I think these are really good points. Job-wide resources like walltime are often going to be dependent on the number and type of chunk resources allocated to the job. There needs to be a clear way to express this to PBS for this feature to be really useful. I think your first proposal really has that covered. I’m not sure how this works in your second example, but that’s something that can be hashed out.


#14

We might consider adding a JSON or Python dictionary format to express the requirements. If there are multiple elements we can assume that matching any of them constitutes success.
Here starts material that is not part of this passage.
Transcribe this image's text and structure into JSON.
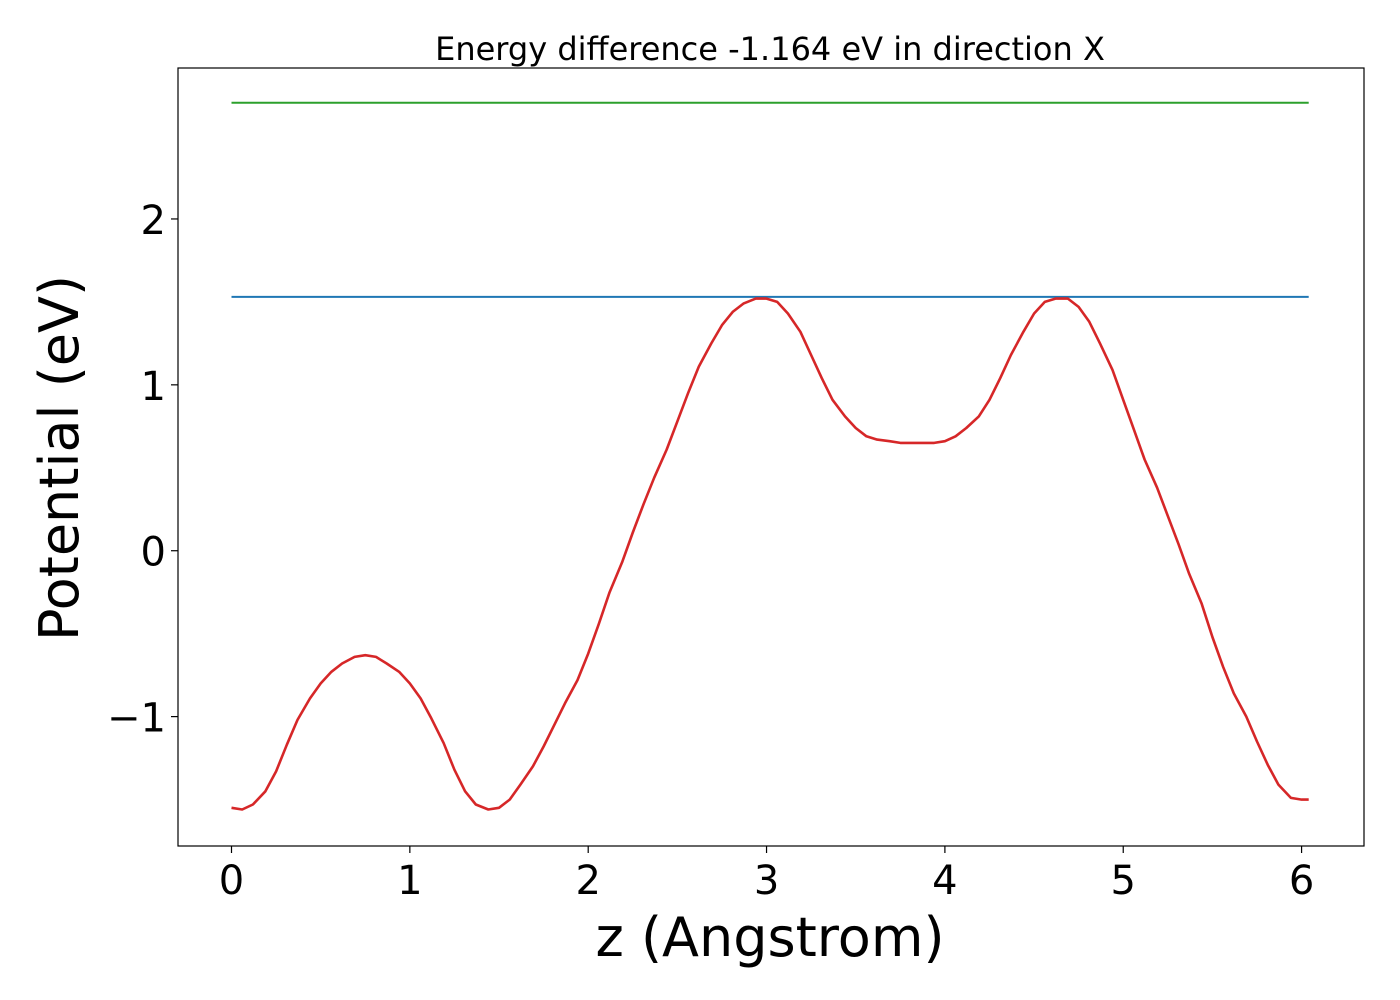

I’d also like to avoid introducing another command line parameter by adding a new type of “select”. For example:

qsub -l jsonselect="{{'count': 3, 'ncpus': 1, 'mem': '2gb', 'scratch': '5gb'}, {'count': 1, 'ncpus': 3, 'mem': '6gb', 'scratch': '100gb'}}"

One advantage is that we can embed sets within sets so you could express alternatives within alternatives.


#15

These are all very good directions about how we want to provide resource inputs to PBS.

I personally like the this one “qsub -l select=3:ncpus=1:mem=2gb -lscratch=5gb --OR -l select=1:ncpus=3:mem=6gb -lscratch=100gb” better than others.

I’m not able to imagine how we can provide multiple chunks in each select with other two approaches.

We can probably have a discussion about what is the appropriate way of proving resource inputs.


#16

The editor won’t preserve the indentation, so this is a bit harder to read than it should be. Using this strategy, we could further embed options within options and still be able to express multiple chunks. Just grab your favorite JSON parser, and the data is easily imported. Just use something like qsub -l jsonselect=$(cat job_reqs.json)

{ "option1": { "walltime": "01:00:00", "chunk1": { "count": 4, "ncpus": 1, "mem": "1gb", "scratch": "5gb" }, "chunk2": { "count": 1, "ncpus": 1, "mem": "4gb", } }, "option2": { "walltime": "01:00:00", "chunk1": { "count": 2, "ncpus": 2, "mem": "2gb", "scratch": "10gb" }, "chunk2": { "count": 1, "ncpus": 1, "mem": "4gb" } }, "option3": { "walltime": "02:00:00", "chunk1": { "count": 2, "ncpus": 1, "mem": "1gb", "scratch": "5gb" }, "chunk2": { "count": 1, "ncpus": 1, "mem": "4gb" } } }


#17

How does this impact job_sort_key, the scheduling formula, and fairshare_usage_res, etc. in the scheduler’s ordering of the jobs? Like limits, would the largest values also get used?


#18

I think you would have to treat each option as though it were an independent resource request even though they all pertain to one job.


#19

If I am reading you right, I think I agree. So we really wouldn’t sort “jobs” in job_sort_key any more, for example, we’d sort individual “resource requests”. That would avoid any potential gaming of the system by having one grossly inflated resource request that you don’t actually want only to get to the front of the sorted job order and have your subsequent reasonable resource request be evaluated ahead of others who did not cheat.


#20

That’s an accurate summary, IMHO. It should not require changes to the code that does the sorting. When resource requests are selected for execution, the scheduler will have to make sure it doesn’t select multiple requests belonging to the same job.